The next attempt took me to a Total station across town, where I did manage to get a bottle of propane, only to get it home and realize after breaking the seal that the bottle fitting didn’t match the regulator. I tried all the places I could think of that were open – Hornbach again, Batiself, no dice.
The final trip took Nise and I to the Energus store that I had found after it had closed on the prior attempt. Thanks to Nise’s french and my picture of the cylinder we left with what we hoped was the correct regulator and hose clamps. Shortly after getting it all home we had a fire in the barbecue.
We grilled steaks – I’ve never been quite so happy to be able to make fire.
And of course it’s been wet and raining pretty much ever since.
In other news, we’ve managed to expand our social circle a bit. When we were heading back to Seattle earlier in the year, we needed someone to check on the cats for a few days when literally everyone we knew in the country would be gone. Dawnise availed herself of the American Women’s Club mailing list and found someone. We then proceeded to hand this someone the keys to our apartment and leave the country, hoping the cats, the apartment, and all the stuff in it would be in tact when we returned in a couple weeks.
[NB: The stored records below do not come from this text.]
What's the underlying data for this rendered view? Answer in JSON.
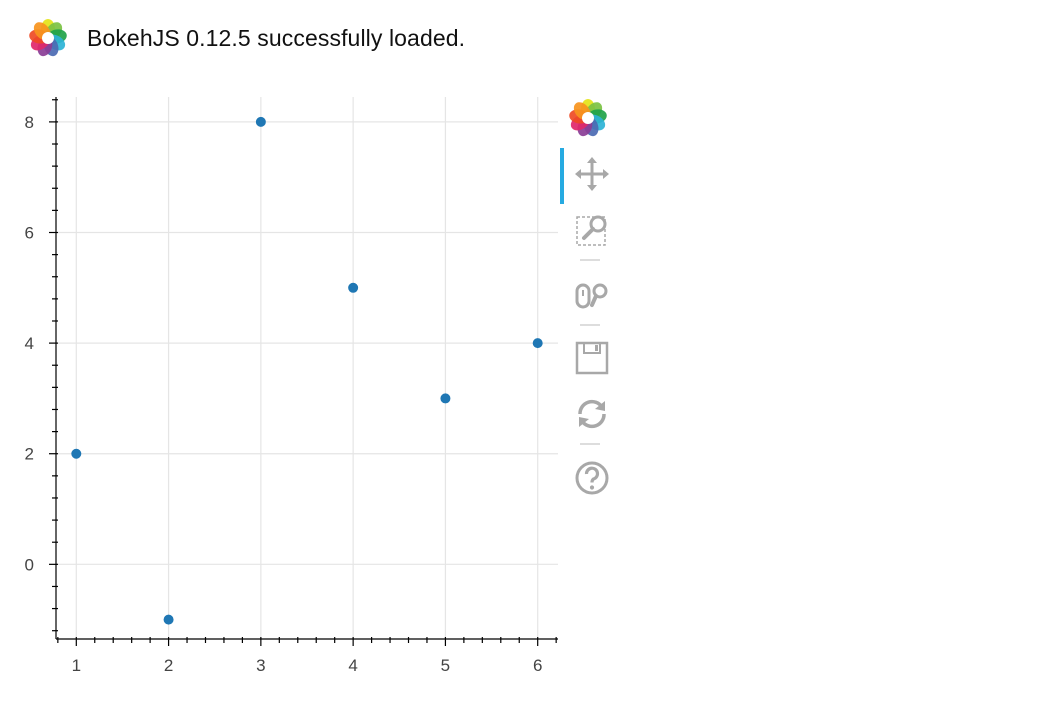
{
  "banner": {
    "message": "BokehJS 0.12.5 successfully loaded."
  },
  "icons": {
    "banner_logo": "bokeh-logo-icon",
    "toolbar_logo": "bokeh-logo-icon"
  },
  "toolbar": {
    "tools": [
      {
        "name": "pan",
        "icon": "pan-icon",
        "active": true
      },
      {
        "name": "box-zoom",
        "icon": "box-zoom-icon",
        "active": false
      },
      {
        "name": "wheel-zoom",
        "icon": "wheel-zoom-icon",
        "active": false
      },
      {
        "name": "save",
        "icon": "save-icon",
        "active": false
      },
      {
        "name": "reset",
        "icon": "reset-icon",
        "active": false
      },
      {
        "name": "help",
        "icon": "help-icon",
        "active": false
      }
    ],
    "active_color": "#26aae1",
    "icon_color": "#a8a8a8"
  },
  "chart_data": {
    "type": "scatter",
    "x": [
      1,
      2,
      3,
      4,
      5,
      6
    ],
    "y": [
      2,
      -1,
      8,
      5,
      3,
      4
    ],
    "xlim": [
      0.78,
      6.22
    ],
    "ylim": [
      -1.35,
      8.45
    ],
    "xticks": [
      "1",
      "2",
      "3",
      "4",
      "5",
      "6"
    ],
    "yticks": [
      "0",
      "2",
      "4",
      "6",
      "8"
    ],
    "grid": true,
    "marker_color": "#1f77b4",
    "grid_color": "#e5e5e5"
  }
}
Turns out everything was just fine, and it further turned out that Dawnise managed to choose someone who plays Cards Against Humanity, which is either the funniest or most offensive game you’ve ever played (those aren’t necessarily mutually exclusive).
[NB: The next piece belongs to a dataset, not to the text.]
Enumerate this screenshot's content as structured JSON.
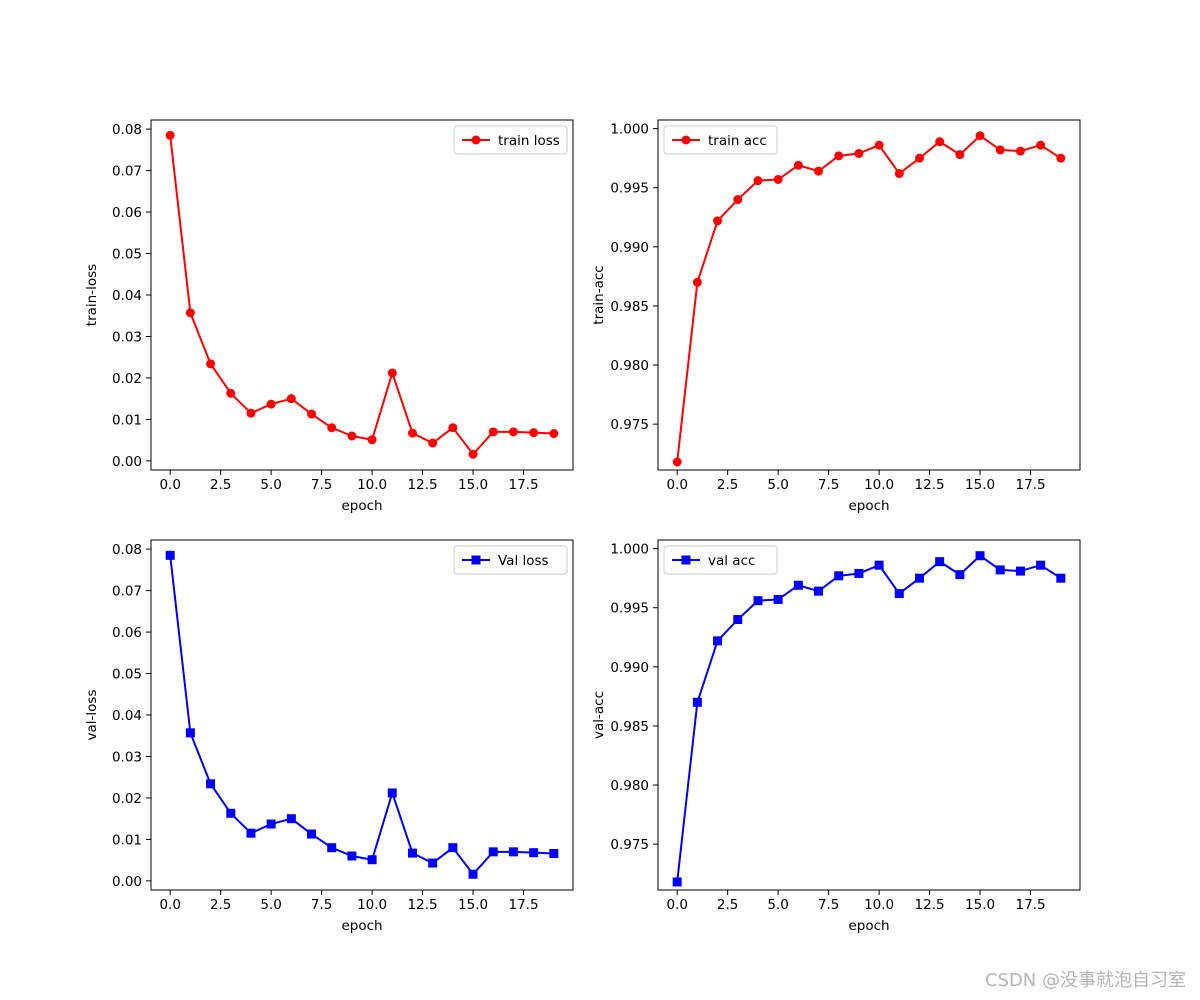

More recently, our friends Adam and Helen managed to swing through Luxembourg at the tail end of coincident business trips and introduced us to another expat couple who fortuitously like the same game.
So that seems positive.
Not speaking french in a predominantly french speaking country still sucks – a lot. About a month ago I dropped out of the french lessons we were taking as a group. The immersion-once-a-week-for-a-couple-hours format wasn’t working for me, and my inability to practice from the written materials on my own turned the whole thing into one big ball of frustration. We thought about Rosetta Stone, but were turned off by the immersion approach (and the price tag).
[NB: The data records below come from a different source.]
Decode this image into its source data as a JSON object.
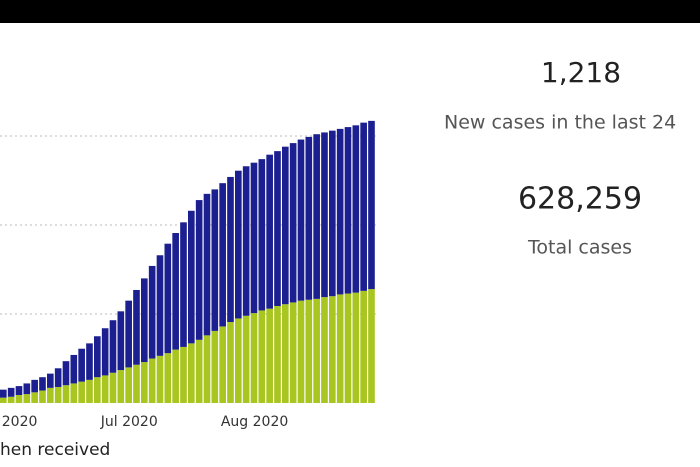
{
  "chart_data": {
    "type": "bar",
    "stacked": true,
    "categories": [
      null,
      null,
      "2020",
      null,
      null,
      null,
      null,
      null,
      null,
      null,
      null,
      null,
      null,
      null,
      null,
      null,
      "Jul 2020",
      null,
      null,
      null,
      null,
      null,
      null,
      null,
      null,
      null,
      null,
      null,
      null,
      null,
      null,
      null,
      "Aug 2020",
      null,
      null,
      null,
      null,
      null,
      null,
      null,
      null,
      null,
      null,
      null,
      null,
      null,
      null,
      null
    ],
    "series": [
      {
        "color": "#a8c520",
        "values": [
          6,
          7,
          9,
          10,
          12,
          14,
          17,
          18,
          20,
          22,
          24,
          26,
          29,
          31,
          34,
          37,
          40,
          43,
          46,
          50,
          53,
          56,
          60,
          63,
          67,
          71,
          76,
          81,
          86,
          91,
          95,
          98,
          101,
          104,
          106,
          109,
          111,
          113,
          115,
          116,
          117,
          119,
          120,
          122,
          123,
          124,
          126,
          128
        ]
      },
      {
        "color": "#1b1f8f",
        "values": [
          9,
          10,
          10,
          12,
          14,
          15,
          16,
          21,
          27,
          32,
          37,
          41,
          46,
          53,
          59,
          66,
          75,
          84,
          94,
          104,
          113,
          123,
          131,
          140,
          149,
          157,
          159,
          159,
          161,
          163,
          166,
          168,
          169,
          170,
          173,
          174,
          177,
          179,
          181,
          183,
          185,
          185,
          186,
          186,
          187,
          188,
          189,
          189
        ]
      }
    ],
    "ylim": [
      0,
      400
    ],
    "yticks": [
      100,
      200,
      300
    ],
    "grid": true,
    "caption": "hen received"
  },
  "kpis": [
    {
      "value": "1,218",
      "label": "New cases in the last 24"
    },
    {
      "value": "628,259",
      "label": "Total cases"
    }
  ]
}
Before moving here I would have said (in fact sorta did say, when it comes right down to it) that I’d try living almost anywhere in the first world. Since then I’d say my filter has gotten more discriminatory. Spending a week in Japan made it clear that not sharing an alphabet is a force multiplier on the challenge of not speaking the language. It was fun for a week, but I’m not sure it would stay fun for long. Similarly, as much as I want to be the guy who’s comfortable not speaking the language, and can pickup new languages easily and quickly, it’s turning out I’m not that guy.
Not speaking the language is incredibly isolating – and being functionally illiterate is both frustrating and humbling.
Aside from that, things are going pretty well – we’ve basically figured out a workable routine, the cats are doing well, the guest room has been a hit with those who’ve stayed in it, and we’re starting to do more than just focus on “figuring shit out.”
Oh, and I had horse for lunch the other day. It was good – I’d eat it again. I don’t see what all the fuss is about. If you’re deeply offended that I ate horse, pretend I meant to type goat and slipped.
Our goal for the next couple months is to do some more travel – see some of the places that are easier to get to from here than they were from the states. I’m not sure where the first stop will be, but writing this makes me think I should stop writing this and go plan a trip.